O realizador e argumentista português acrescenta que a sua vontade não foi a de fazer “um filme sobre poemas, mas um filme poético”, e que também não quis pegar no lado polémico das relações pessoais da personalidade histórica nem contar uma “biografia clássica”. Em vez disso, o realizador empenhou-se em “libertar Florbela de todos os clichés” e revelá-la “como mulher, irmã, amante e filha”.
“Mulheres portuguesas merecem um lugar de destaque”
Alves do Ó admite que a associação ao Dia Internacional da Mulher foi “uma coincidência feliz – na realidade o dia 8 foi escolhido porque Florbela nasceu e morreu a 8 de Dezembro -, mas que esta pode ser uma boa ocasião para reforçar que “as mulheres portuguesas merecem um lugar de destaque na sociedade e História de Portugal, e devem ser lembradas e celebradas pelos seus feitos e personalidades”.
Outra mulher em destaque no filme é, naturalmente, Dalila Carmo, a atriz que tem a seu cargo o papel da protagonista, ao lado de um elenco bem conhecido dos portugueses – do qual também fazem parte nomes como Ivo Canelas, Albano Jerónimo ou Rita Loureiro.
A intérprete foi escolhida por ser “uma grande grande atriz, uma mulher muito inteligente, sensível, atenta e de uma dádiva inquestionável”, que se aproximava muito “da fragilidade” que o diretor queria colocar na sua Florbela.
Quando “pensar que sei tudo sobre cinema é porque perdi o norte”

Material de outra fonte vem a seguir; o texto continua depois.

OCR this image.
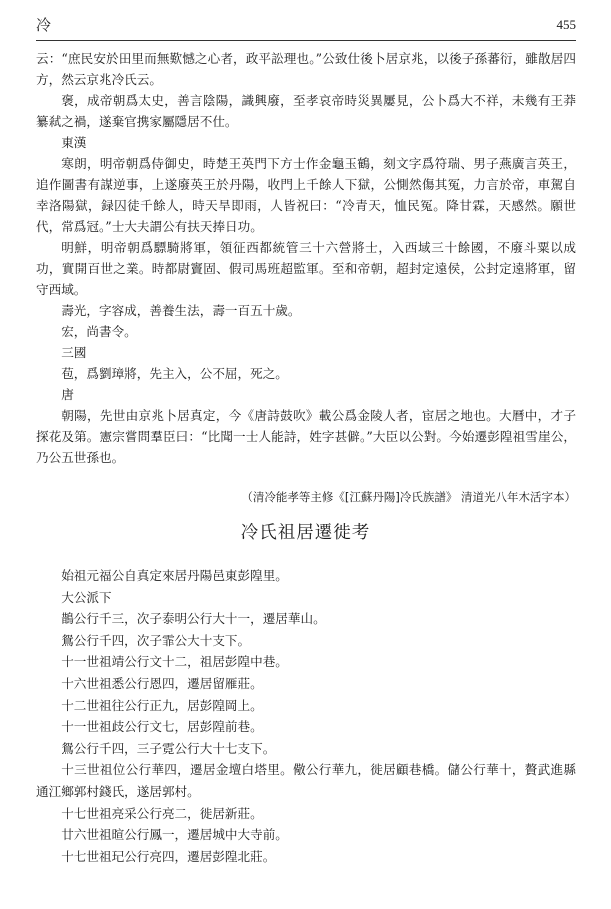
冷	455

云：“庶民安於田里而無歎憾之心者，政平訟理也。”公致仕後卜居京兆，以後子孫蕃衍，雖散居四方，然云京兆冷氏云。

褒，成帝朝爲太史，善言陰陽，識興廢，至孝哀帝時災異屢見，公卜爲大不祥，未幾有王莽纂弒之禍，遂棄官携家屬隱居不仕。

東漢

寒朗，明帝朝爲侍御史，時楚王英門下方士作金龜玉鶴，刻文字爲符瑞、男子燕廣言英王，追作圖書有謀逆事，上遂廢英王於丹陽，收門上千餘人下獄，公惻然傷其冤，力言於帝，車駕自幸洛陽獄，録囚徒千餘人，時天旱即雨，人皆祝曰：“冷青天，恤民冤。降甘霖，天感然。願世代，常爲冠。”士大夫謂公有扶天捧日功。

明鮮，明帝朝爲驃騎將軍，領征西都統管三十六營將士，入西域三十餘國，不廢斗粟以成功，實開百世之業。時都尉竇固、假司馬班超監軍。至和帝朝，超封定遠侯，公封定遠將軍，留守西域。

壽光，字容成，善養生法，壽一百五十歲。

宏，尚書令。

三國

苞，爲劉璋將，先主入，公不屈，死之。

唐

朝陽，先世由京兆卜居真定，今《唐詩鼓吹》載公爲金陵人者，宦居之地也。大曆中，才子探花及第。憲宗嘗問羣臣曰：“比聞一士人能詩，姓字甚僻。”大臣以公對。今始遷彭隍祖雪崖公，乃公五世孫也。

（清冷能孝等主修《[江蘇丹陽]冷氏族譜》 清道光八年木活字本）
冷氏祖居遷徙考

始祖元福公自真定來居丹陽邑東彭隍里。

大公派下

鵲公行千三，次子泰明公行大十一，遷居華山。

鴛公行千四，次子霏公大十支下。

十一世祖靖公行文十二，祖居彭隍中巷。

十六世祖悉公行恩四，遷居留雁莊。

十二世祖往公行正九，居彭隍岡上。

十一世祖歧公行文七，居彭隍前巷。

鴛公行千四，三子霓公行大十七支下。

十三世祖位公行華四，遷居金壇白塔里。儆公行華九，徙居顧巷橋。儲公行華十，贅武進縣通江鄉郭村錢氏，遂居郭村。

十七世祖亮采公行亮二，徙居新莊。

廿六世祖暄公行鳳一，遷居城中大寺前。

十七世祖玘公行亮四，遷居彭隍北莊。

Vicente Alves do Ó também se revê na poetisa e afirma-se, como ela, um “insatisfeito”. “Estou sempre à procura dos meus defeitos, das minhas falhas, para melhorar como realizador, para me perceber melhor e aos que assistem aos meus filmes”, confessa, justificando as diferenças que o público poderá identificar entre a realização de “Florbela” e a da sua longa-metragem anterior (a primeira do seu percurso como realizador), “Quinze Pontos de Alma”.
“No dia em que pensar 'faço filmes perfeitos e sei tudo sobre cinema' é porque perdi o norte e no fundo, não sei nada sobre a vida”, defende.
O avanço para uma terceira longa-metragem já está no pensamento do realizador mas os próximos três meses estão reservados a “andar pelo país a mostrar a Florbela” e a terminar um romance que está a escrever.
Entretanto várias cidades do país já receberam a antestreia do filme, distribuído pela Ukbar filmes, nomeadamente duas das cidades onde o filme foi rodado: Vila Viçosa (onde nasceu Florbela Espanca), e Lisboa (onde a escritora viveu durante algum tempo).
Salvaguardando que “ninguém fala mal do seu próprio filho”, Vicente Alves do Ó assegura que recordará para toda a vida as reações nas antestreias que “não podiam ter sido mais positivas” e “emocionais”.